HAPPY BIRTHDAY MOMMY
you're getting old now!
especially if I'm feeling old by
only being twenty one!

nah I'm just kidding; but I love you.
You gave me life; our relationship has
sucked for a large majority of my life
but I love you anyway. So who's down
to come with me to bring my mother out
for dinner this weekend? Baba? Lol!

4:20 AM

It's 4:20 in the morning! Why the hell am I still awake!
I was tired before I got in the shower and washed my hair ; I got out and POW! Not sleepy at all anymore. So, I've been sitting on the phone with someone for a quick minute, and I just wanted to make it clear that; I've never got so many mixed feelings from so many different girls in one day. Earlier on, I had to be the rude bitch and hang up in someones ear, because I didn't like the tone that they were speaking to me in.

Hours later, I get a phone call with a much more calm voice, and a more welcoming tone. I always seem to try to conduct real important conversations when I'm high! I don't even know why but it happens. I don't do it purposely, it just happens that people want to talk about real important shit, when I'm under the influence. Thank God, I'm no air head. Next, I log into msn and I'm bombarded with messages, in which annoy me because I'm told I'm being rude, or mean because I have a life, and I can't be at every beck & call. Then the individual calls my cellular and is all calm and "i miss you" phrases. LOL.... & comes off the phone because she said "I want to see you" ---- and my response was "Uh, really?" Then I hear "ARR, I'm going to bed!" and I'm here like umm okay! CLICK.

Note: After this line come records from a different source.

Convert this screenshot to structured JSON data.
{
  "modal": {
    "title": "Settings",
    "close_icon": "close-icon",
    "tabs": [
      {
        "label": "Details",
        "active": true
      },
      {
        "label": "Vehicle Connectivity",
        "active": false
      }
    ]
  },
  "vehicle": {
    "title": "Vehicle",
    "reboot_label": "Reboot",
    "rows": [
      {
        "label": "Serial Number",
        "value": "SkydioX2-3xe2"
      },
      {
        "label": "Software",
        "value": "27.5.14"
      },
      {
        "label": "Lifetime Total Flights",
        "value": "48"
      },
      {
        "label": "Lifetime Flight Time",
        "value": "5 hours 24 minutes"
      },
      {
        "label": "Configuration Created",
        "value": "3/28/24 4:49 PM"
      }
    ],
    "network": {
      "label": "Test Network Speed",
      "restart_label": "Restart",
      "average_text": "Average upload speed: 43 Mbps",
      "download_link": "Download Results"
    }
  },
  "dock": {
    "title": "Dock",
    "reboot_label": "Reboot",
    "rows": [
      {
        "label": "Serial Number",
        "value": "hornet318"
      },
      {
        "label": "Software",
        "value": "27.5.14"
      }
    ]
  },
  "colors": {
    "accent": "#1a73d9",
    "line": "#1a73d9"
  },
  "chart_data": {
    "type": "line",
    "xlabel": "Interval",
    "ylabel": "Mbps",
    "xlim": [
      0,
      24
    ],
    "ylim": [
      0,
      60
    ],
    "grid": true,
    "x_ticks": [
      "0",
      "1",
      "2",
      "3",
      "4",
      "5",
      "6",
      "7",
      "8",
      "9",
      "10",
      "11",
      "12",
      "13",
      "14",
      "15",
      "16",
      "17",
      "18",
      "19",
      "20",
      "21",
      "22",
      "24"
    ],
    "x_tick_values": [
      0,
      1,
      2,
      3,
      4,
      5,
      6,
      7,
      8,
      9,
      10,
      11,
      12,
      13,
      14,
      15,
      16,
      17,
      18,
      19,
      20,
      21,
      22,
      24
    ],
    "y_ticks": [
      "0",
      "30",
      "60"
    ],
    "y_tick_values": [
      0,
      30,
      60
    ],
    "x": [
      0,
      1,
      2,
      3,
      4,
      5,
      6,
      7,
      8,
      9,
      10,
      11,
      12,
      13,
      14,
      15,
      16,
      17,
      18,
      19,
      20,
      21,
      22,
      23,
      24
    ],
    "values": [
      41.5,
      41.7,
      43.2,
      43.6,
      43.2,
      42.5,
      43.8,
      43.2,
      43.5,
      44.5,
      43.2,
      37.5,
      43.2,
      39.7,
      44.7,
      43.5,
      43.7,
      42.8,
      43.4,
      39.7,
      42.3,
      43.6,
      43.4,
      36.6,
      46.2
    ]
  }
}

Like jeesh ; I thought I was an attention freak; but apparently I've grown out of it. As I grew up I realized that not everyone was going to be there when you wanted them to be there. Whether I was going through something or not. I don't ask people to rearrange their schedules so we can "chill" so I'll be damned if I do it for anyone. Definately not now anyway. I've got too much on the brain, too much to take care of. A lot of acheiving to do. & deadlines I've set for myself.

& I'm the last person to ask to sit by you while you dish out your many mood swings!